Other Birth-Circumstance Names
Beyond twins, Yoruba culture recognises many other birth circumstances that determine a child's name . A child born with the umbilical cord wrapped around their neck receives the name Ojo (for boys) or Aina (for girls) — a name that marks the dangerous circumstances of their arrival and the particular attention they will need throughout life. Such children are understood to be spiritually complex, with a strong connection to the spirit world.
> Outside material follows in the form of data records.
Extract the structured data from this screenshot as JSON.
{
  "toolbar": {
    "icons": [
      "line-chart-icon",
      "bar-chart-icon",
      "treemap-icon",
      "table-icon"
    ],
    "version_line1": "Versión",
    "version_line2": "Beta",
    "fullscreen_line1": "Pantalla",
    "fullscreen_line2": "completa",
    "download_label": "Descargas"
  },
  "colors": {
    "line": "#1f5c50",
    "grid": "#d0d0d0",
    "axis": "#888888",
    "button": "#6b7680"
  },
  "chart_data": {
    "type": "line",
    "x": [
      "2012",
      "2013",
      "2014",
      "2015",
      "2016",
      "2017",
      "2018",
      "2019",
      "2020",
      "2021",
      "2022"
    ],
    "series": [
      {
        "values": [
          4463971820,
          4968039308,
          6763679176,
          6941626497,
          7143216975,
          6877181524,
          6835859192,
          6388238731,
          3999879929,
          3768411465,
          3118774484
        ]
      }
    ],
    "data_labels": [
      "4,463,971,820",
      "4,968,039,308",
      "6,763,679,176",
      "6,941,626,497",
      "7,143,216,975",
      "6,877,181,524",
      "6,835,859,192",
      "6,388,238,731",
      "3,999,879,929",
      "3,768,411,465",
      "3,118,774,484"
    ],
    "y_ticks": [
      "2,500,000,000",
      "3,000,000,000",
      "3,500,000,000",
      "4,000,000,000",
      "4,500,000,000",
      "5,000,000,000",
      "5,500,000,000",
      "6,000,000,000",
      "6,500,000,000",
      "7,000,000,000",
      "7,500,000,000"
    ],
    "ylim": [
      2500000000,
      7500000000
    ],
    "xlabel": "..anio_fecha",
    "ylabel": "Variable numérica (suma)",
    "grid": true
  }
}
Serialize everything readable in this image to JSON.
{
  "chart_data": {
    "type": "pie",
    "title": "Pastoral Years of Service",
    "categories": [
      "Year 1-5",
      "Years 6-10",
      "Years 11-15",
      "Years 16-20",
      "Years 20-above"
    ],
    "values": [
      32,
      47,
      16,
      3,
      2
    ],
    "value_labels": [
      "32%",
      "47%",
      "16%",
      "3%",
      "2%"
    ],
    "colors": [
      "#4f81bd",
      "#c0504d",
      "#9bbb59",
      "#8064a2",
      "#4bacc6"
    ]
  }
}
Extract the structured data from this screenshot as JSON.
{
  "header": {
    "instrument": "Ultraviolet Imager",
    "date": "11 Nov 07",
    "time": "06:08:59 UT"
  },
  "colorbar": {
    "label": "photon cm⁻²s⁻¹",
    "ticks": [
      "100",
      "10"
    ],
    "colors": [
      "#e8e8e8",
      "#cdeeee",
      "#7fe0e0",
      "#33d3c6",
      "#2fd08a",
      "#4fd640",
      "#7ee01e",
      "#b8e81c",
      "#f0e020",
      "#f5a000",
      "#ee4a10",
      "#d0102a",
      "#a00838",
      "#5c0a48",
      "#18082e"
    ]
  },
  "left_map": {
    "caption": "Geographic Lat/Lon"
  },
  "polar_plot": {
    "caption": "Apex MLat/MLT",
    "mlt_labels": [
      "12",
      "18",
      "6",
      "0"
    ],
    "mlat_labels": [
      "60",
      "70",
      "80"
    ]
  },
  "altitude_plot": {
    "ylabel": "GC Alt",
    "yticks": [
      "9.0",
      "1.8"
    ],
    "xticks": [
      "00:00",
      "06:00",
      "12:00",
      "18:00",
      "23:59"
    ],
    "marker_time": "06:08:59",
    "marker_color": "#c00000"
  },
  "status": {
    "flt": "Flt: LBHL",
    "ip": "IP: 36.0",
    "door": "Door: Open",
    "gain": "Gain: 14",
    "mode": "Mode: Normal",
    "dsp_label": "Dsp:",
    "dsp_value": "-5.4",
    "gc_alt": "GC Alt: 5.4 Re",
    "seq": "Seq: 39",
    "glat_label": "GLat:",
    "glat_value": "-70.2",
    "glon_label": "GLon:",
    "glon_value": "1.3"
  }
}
A child born face-down — arriving backwards into the world — receives the name Igé (for both sexes, with gendered variants). Children born after a series of deaths in the family may receive protective names like Duro-Olu (wait for God) or Kosoko (there is no hoe to dig a grave for this one — a direct expression of parental defiance against infant mortality). The practice of naming as protection, as defiance, as hope, is deeply embedded in the Amutorunwa tradition.
Naming as protection
“'Ọmọ tó kú a tún padà wá' — a child who dies returns again. Names like Malomo ('Do not go again') and Dundun ('Peaceful') are given to children after repeated infant deaths, pleading with the Abiku spirit to remain.”
Day Names
Some Yoruba groups assign names based on the day of the week on which a child is born — a practice more widespread among the Akan of Ghana but present in certain Yoruba communities as well . The Yoruba traditional week has four days (Ojo Ose, Ojo Ogun, Ojo Jakuta, Ojo Obatala), and children born on each day may carry names associated with the orisha of that day.
This practice has become less common in the modern period, as the seven-day week of the Gregorian calendar has supplanted the traditional four-day Yoruba week in everyday life. But the tradition represents an important dimension of the Amutorunwa system: the sense that a child's identity is partly shaped by the cosmic moment of their arrival — by what orisha presides over the day, what forces are active in the world at the moment of birth.
References
- [1]
Drewal, H.J. & Mason, J. (1998). Beads, Body, and Soul: Art and Light in the Yoruba Universe. UCLA Fowler Museum of Cultural History, Los Angeles.
- [2]
Oduyoye, M. (1982). Yoruba Names: Their Structure and Their Meanings. Daystar Press, Ibadan.